There was a small bug that cropped up after I switched the script to not require your password. It accounts for the odd “[Tuesday|January|2pm] Peak” that people were seeing. This bug has now been fixed and an updated script is available. My apologies.

Unfortunately, if want the most accurate tweets, you will have to rm your csv file and run the script again.

Date::Calc aka failure on line 13
Some of you (on Tiger?) may be missing the Date::Calc module that I use to figure out weekdays. Although I tried to use as few perl modules as possible, this one was essential.

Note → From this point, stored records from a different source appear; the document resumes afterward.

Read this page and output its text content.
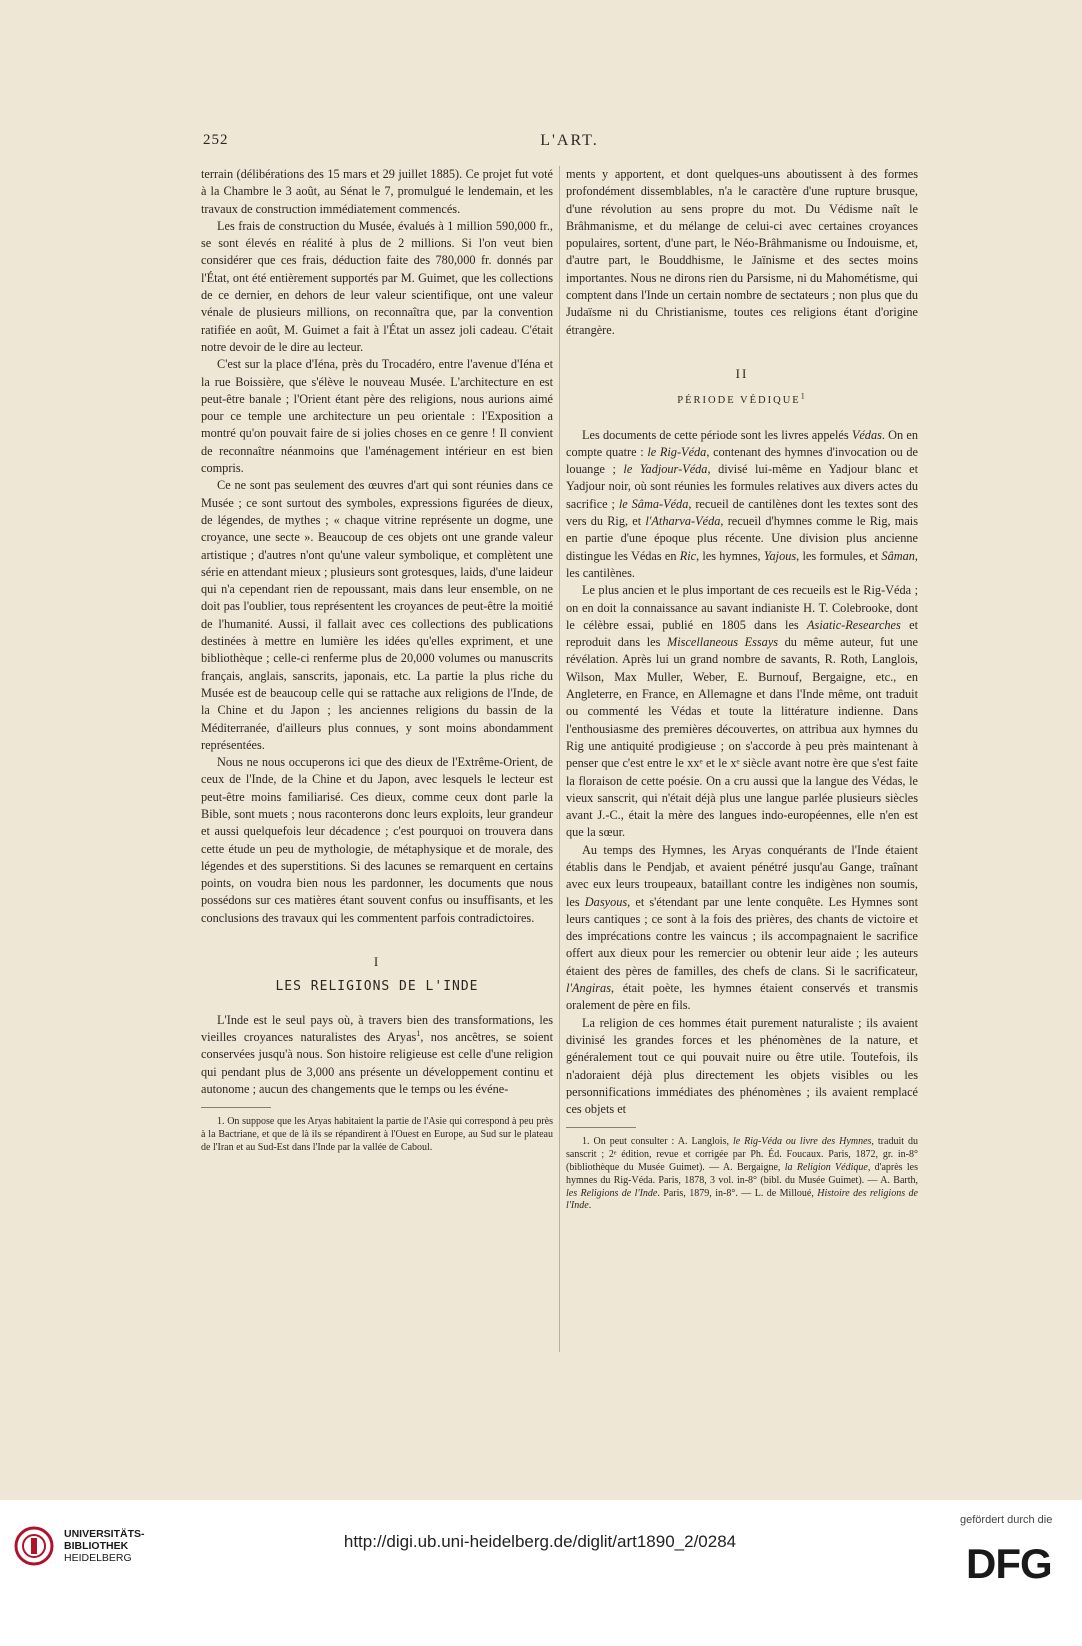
252	L'ART.

terrain (délibérations des 15 mars et 29 juillet 1885). Ce projet fut voté à la Chambre le 3 août, au Sénat le 7, promulgué le lendemain, et les travaux de construction immédiatement commencés.

Les frais de construction du Musée, évalués à 1 million 590,000 fr., se sont élevés en réalité à plus de 2 millions. Si l'on veut bien considérer que ces frais, déduction faite des 780,000 fr. donnés par l'État, ont été entièrement supportés par M. Guimet, que les collections de ce dernier, en dehors de leur valeur scientifique, ont une valeur vénale de plusieurs millions, on reconnaîtra que, par la convention ratifiée en août, M. Guimet a fait à l'État un assez joli cadeau. C'était notre devoir de le dire au lecteur.

C'est sur la place d'Iéna, près du Trocadéro, entre l'avenue d'Iéna et la rue Boissière, que s'élève le nouveau Musée. L'architecture en est peut-être banale ; l'Orient étant père des religions, nous aurions aimé pour ce temple une architecture un peu orientale : l'Exposition a montré qu'on pouvait faire de si jolies choses en ce genre ! Il convient de reconnaître néanmoins que l'aménagement intérieur en est bien compris.

Ce ne sont pas seulement des œuvres d'art qui sont réunies dans ce Musée ; ce sont surtout des symboles, expressions figurées de dieux, de légendes, de mythes ; « chaque vitrine représente un dogme, une croyance, une secte ». Beaucoup de ces objets ont une grande valeur artistique ; d'autres n'ont qu'une valeur symbolique, et complètent une série en attendant mieux ; plusieurs sont grotesques, laids, d'une laideur qui n'a cependant rien de repoussant, mais dans leur ensemble, on ne doit pas l'oublier, tous représentent les croyances de peut-être la moitié de l'humanité. Aussi, il fallait avec ces collections des publications destinées à mettre en lumière les idées qu'elles expriment, et une bibliothèque ; celle-ci renferme plus de 20,000 volumes ou manuscrits français, anglais, sanscrits, japonais, etc. La partie la plus riche du Musée est de beaucoup celle qui se rattache aux religions de l'Inde, de la Chine et du Japon ; les anciennes religions du bassin de la Méditerranée, d'ailleurs plus connues, y sont moins abondamment représentées.

Nous ne nous occuperons ici que des dieux de l'Extrême-Orient, de ceux de l'Inde, de la Chine et du Japon, avec lesquels le lecteur est peut-être moins familiarisé. Ces dieux, comme ceux dont parle la Bible, sont muets ; nous raconterons donc leurs exploits, leur grandeur et aussi quelquefois leur décadence ; c'est pourquoi on trouvera dans cette étude un peu de mythologie, de métaphysique et de morale, des légendes et des superstitions. Si des lacunes se remarquent en certains points, on voudra bien nous les pardonner, les documents que nous possédons sur ces matières étant souvent confus ou insuffisants, et les conclusions des travaux qui les commentent parfois contradictoires.

I
LES RELIGIONS DE L'INDE

L'Inde est le seul pays où, à travers bien des transformations, les vieilles croyances naturalistes des Aryas$^1$, nos ancêtres, se soient conservées jusqu'à nous. Son histoire religieuse est celle d'une religion qui pendant plus de 3,000 ans présente un développement continu et autonome ; aucun des changements que le temps ou les événe-

1. On suppose que les Aryas habitaient la partie de l'Asie qui correspond à peu près à la Bactriane, et que de là ils se répandirent à l'Ouest en Europe, au Sud sur le plateau de l'Iran et au Sud-Est dans l'Inde par la vallée de Caboul.

ments y apportent, et dont quelques-uns aboutissent à des formes profondément dissemblables, n'a le caractère d'une rupture brusque, d'une révolution au sens propre du mot. Du Védisme naît le Brâhmanisme, et du mélange de celui-ci avec certaines croyances populaires, sortent, d'une part, le Néo-Brâhmanisme ou Indouisme, et, d'autre part, le Bouddhisme, le Jaïnisme et des sectes moins importantes. Nous ne dirons rien du Parsisme, ni du Mahométisme, qui comptent dans l'Inde un certain nombre de sectateurs ; non plus que du Judaïsme ni du Christianisme, toutes ces religions étant d'origine étrangère.

II
PÉRIODE VÉDIQUE$^1$

Les documents de cette période sont les livres appelés Védas. On en compte quatre : le Rig-Véda, contenant des hymnes d'invocation ou de louange ; le Yadjour-Véda, divisé lui-même en Yadjour blanc et Yadjour noir, où sont réunies les formules relatives aux divers actes du sacrifice ; le Sâma-Véda, recueil de cantilènes dont les textes sont des vers du Rig, et l'Atharva-Véda, recueil d'hymnes comme le Rig, mais en partie d'une époque plus récente. Une division plus ancienne distingue les Védas en Ric, les hymnes, Yajous, les formules, et Sâman, les cantilènes.

Le plus ancien et le plus important de ces recueils est le Rig-Véda ; on en doit la connaissance au savant indianiste H. T. Colebrooke, dont le célèbre essai, publié en 1805 dans les Asiatic-Researches et reproduit dans les Miscellaneous Essays du même auteur, fut une révélation. Après lui un grand nombre de savants, R. Roth, Langlois, Wilson, Max Muller, Weber, E. Burnouf, Bergaigne, etc., en Angleterre, en France, en Allemagne et dans l'Inde même, ont traduit ou commenté les Védas et toute la littérature indienne. Dans l'enthousiasme des premières découvertes, on attribua aux hymnes du Rig une antiquité prodigieuse ; on s'accorde à peu près maintenant à penser que c'est entre le xxᵉ et le xᵉ siècle avant notre ère que s'est faite la floraison de cette poésie. On a cru aussi que la langue des Védas, le vieux sanscrit, qui n'était déjà plus une langue parlée plusieurs siècles avant J.-C., était la mère des langues indo-européennes, elle n'en est que la sœur.

Au temps des Hymnes, les Aryas conquérants de l'Inde étaient établis dans le Pendjab, et avaient pénétré jusqu'au Gange, traînant avec eux leurs troupeaux, bataillant contre les indigènes non soumis, les Dasyous, et s'étendant par une lente conquête. Les Hymnes sont leurs cantiques ; ce sont à la fois des prières, des chants de victoire et des imprécations contre les vaincus ; ils accompagnaient le sacrifice offert aux dieux pour les remercier ou obtenir leur aide ; les auteurs étaient des pères de familles, des chefs de clans. Si le sacrificateur, l'Angiras, était poète, les hymnes étaient conservés et transmis oralement de père en fils.

La religion de ces hommes était purement naturaliste ; ils avaient divinisé les grandes forces et les phénomènes de la nature, et généralement tout ce qui pouvait nuire ou être utile. Toutefois, ils n'adoraient déjà plus directement les objets visibles ou les personnifications immédiates des phénomènes ; ils avaient remplacé ces objets et

1. On peut consulter : A. Langlois, le Rig-Véda ou livre des Hymnes, traduit du sanscrit ; 2ᵉ édition, revue et corrigée par Ph. Éd. Foucaux. Paris, 1872, gr. in-8° (bibliothèque du Musée Guimet). — A. Bergaigne, la Religion Védique, d'après les hymnes du Rig-Véda. Paris, 1878, 3 vol. in-8° (bibl. du Musée Guimet). — A. Barth, les Religions de l'Inde. Paris, 1879, in-8°. — L. de Milloué, Histoire des religions de l'Inde.

UNIVERSITÄTS-
BIBLIOTHEK
HEIDELBERG
http://digi.ub.uni-heidelberg.de/diglit/art1890_2/0284
gefördert durch die
DFG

Use the following command (thanks to a couple twitter peeps for the reference) to install:
sudo perl -MCPAN -e 'install Date::Calc' and keep hitting ‘y’. ;)

Final (hopefully) Update on this page as it’s getting messy.

For those of you not on OS X with Numbers, there are a few options:
@bck webified my code (w00t): Twitter Stats
@mmc decided to use gnuplot: Twitter Stats in SVG Using GNUPlot
@cbarrett modified it to utilize the Google Chart API: Twitter Stats with GChart
@kejadlen reverse engineered my original script to Ruby: Twitter Stats in Ruby

I still want to write my own webified version (Google Chart aesthetics leave a little bit to be desired…), but I have yet to settle on an option that I like.